Bombe Humaine
Catégorie: Dark Side
Imploser comme une bombe. Imploser. Mortelle. Assassine. Anéantir jusqu'au dernier, anéantir la terre, le temps, et qu'il ne reste rien qu'un chaos sourd et brûlé, qu'un cratère. Mon corps est comme du lait sanglant, s'écoulant à grand remous dans des récipients de plexiglass. Où sont la lave et la fonte qui me faisaient autrefois, les océans à perte de vue que je prenais quand la respiration me manquait? Il n'y a plus que des machines hurlantes, métal qui ravage mes horizons comme on creuse des tombes. Il n'y a plus que ce cri qui ne monte pas, le silence figé derrière la vitre, pendant qu'on me débite, et des envies de tout foutre en l'air. De tous les emmener avec moi, à grand renfort de poudre, que je puisse hurler vraiment, cette fois, hurler jusqu'à ce que je m'en fragmente. Où sont le feu et la chaleur qui m'ont menée jusque là, la foi, mes rêves? Il n'y a que leurs figures criardes dégueulant sur ma vie, et leurs rires j'ai envie de les trancher d'un côté jusqu'à l'autre. De voir leurs têtes rouler.

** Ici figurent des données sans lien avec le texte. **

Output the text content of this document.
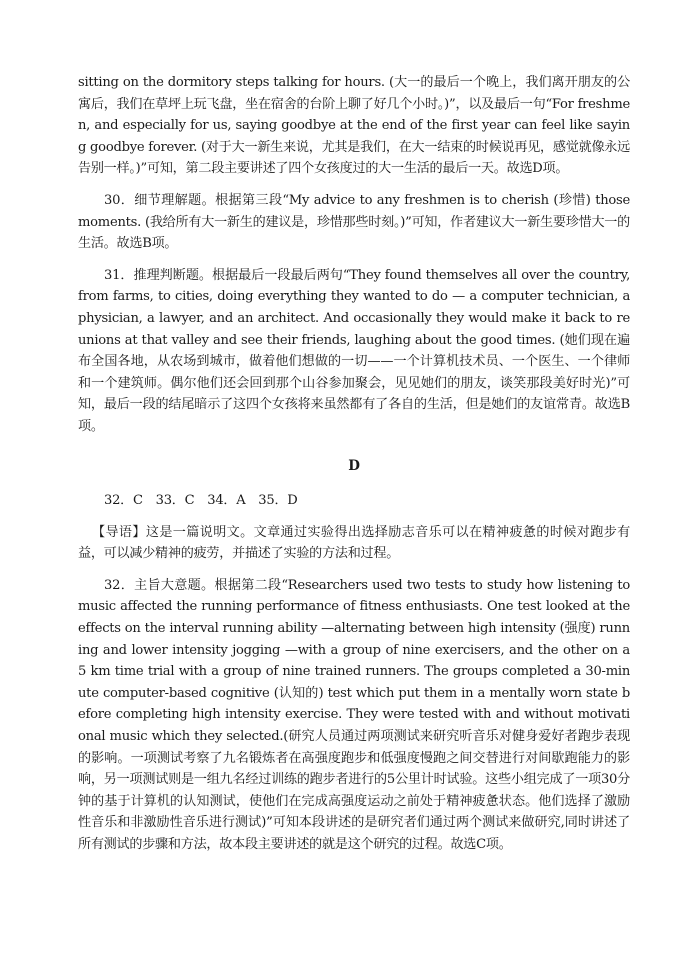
sitting on the dormitory steps talking for hours. (大一的最后一个晚上，我们离开朋友的公寓后，我们在草坪上玩飞盘，坐在宿舍的台阶上聊了好几个小时。)”，以及最后一句“For freshmen, and especially for us, saying goodbye at the end of the first year can feel like saying goodbye forever. (对于大一新生来说，尤其是我们，在大一结束的时候说再见，感觉就像永远告别一样。)”可知，第二段主要讲述了四个女孩度过的大一生活的最后一天。故选D项。

30．细节理解题。根据第三段“My advice to any freshmen is to cherish (珍惜) those moments. (我给所有大一新生的建议是，珍惜那些时刻。)”可知，作者建议大一新生要珍惜大一的生活。故选B项。

31．推理判断题。根据最后一段最后两句“They found themselves all over the country, from farms, to cities, doing everything they wanted to do — a computer technician, a physician, a lawyer, and an architect. And occasionally they would make it back to reunions at that valley and see their friends, laughing about the good times. (她们现在遍布全国各地，从农场到城市，做着他们想做的一切——一个计算机技术员、一个医生、一个律师和一个建筑师。偶尔他们还会回到那个山谷参加聚会，见见她们的朋友，谈笑那段美好时光)”可知，最后一段的结尾暗示了这四个女孩将来虽然都有了各自的生活，但是她们的友谊常青。故选B项。

D

32．C　33．C　34．A　35．D

【导语】这是一篇说明文。文章通过实验得出选择励志音乐可以在精神疲惫的时候对跑步有益，可以减少精神的疲劳，并描述了实验的方法和过程。

32．主旨大意题。根据第二段“Researchers used two tests to study how listening to music affected the running performance of fitness enthusiasts. One test looked at the effects on the interval running ability —alternating between high intensity (强度) running and lower intensity jogging —with a group of nine exercisers, and the other on a 5 km time trial with a group of nine trained runners. The groups completed a 30-minute computer-based cognitive (认知的) test which put them in a mentally worn state before completing high intensity exercise. They were tested with and without motivational music which they selected.(研究人员通过两项测试来研究听音乐对健身爱好者跑步表现的影响。一项测试考察了九名锻炼者在高强度跑步和低强度慢跑之间交替进行对间歇跑能力的影响，另一项测试则是一组九名经过训练的跑步者进行的5公里计时试验。这些小组完成了一项30分钟的基于计算机的认知测试，使他们在完成高强度运动之前处于精神疲惫状态。他们选择了激励性音乐和非激励性音乐进行测试)”可知本段讲述的是研究者们通过两个测试来做研究,同时讲述了所有测试的步骤和方法，故本段主要讲述的就是这个研究的过程。故选C项。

Il n'y a que leurs exigences raides et aveugles, et des choix pointus pour s'empaller dessus. Et des mensonges, de cisaillantes ritournelles qui vrillent l'air ambiant de leurs odeurs d'acide. Mon âme est comme une chair rabotée et jetée, morceaux saignant qui s'en vont pourir, dans ces tranchées vaines que leurs machines borgnes ouvrent dans cette boue. Et leurs sourires, j'aimerais leurs en fendre d'éternels. En travers de la gorge, en travers du corps, définitifs et suintants, des sourires qui ouvrent en deux et font taire. Que je vois l'intérieur de ces monstres hurleurs qui découpent ma vie comme à l'abattoir, sans même que je puisse hurler du haut de mon crochet. Sans même que je puisse hurler ni me débattre. Dans cette désolation à perte de vue, le bruit asourdissant de la fatalité qui vous explose le coeur. Comme les carcasses qu'on broie, jetées par bac entier dans les mâchoires de fer qui laminent et qui crachent. Il n'y a que leurs dents et leurs couperets. Il n'y a que ces champs de bataille où je rampe, plein du fracas meurtrier de leurs rires. Et je voudrais imploser. Le visage dans ces tranchées sans fin. Sans même relever les yeux vers un ciel mort. Comme une bombe. Imploser. Dans un souffle brûlant balayant la terre. Soulevant mon coeur. Sauvant mon âme. Imploser comme une bombe. Mortelle. Pulvériser mon corps. Le leur. Et ne plus les entendre. Qu'il ne reste rien qu'un silence retombant. Mon hurlement.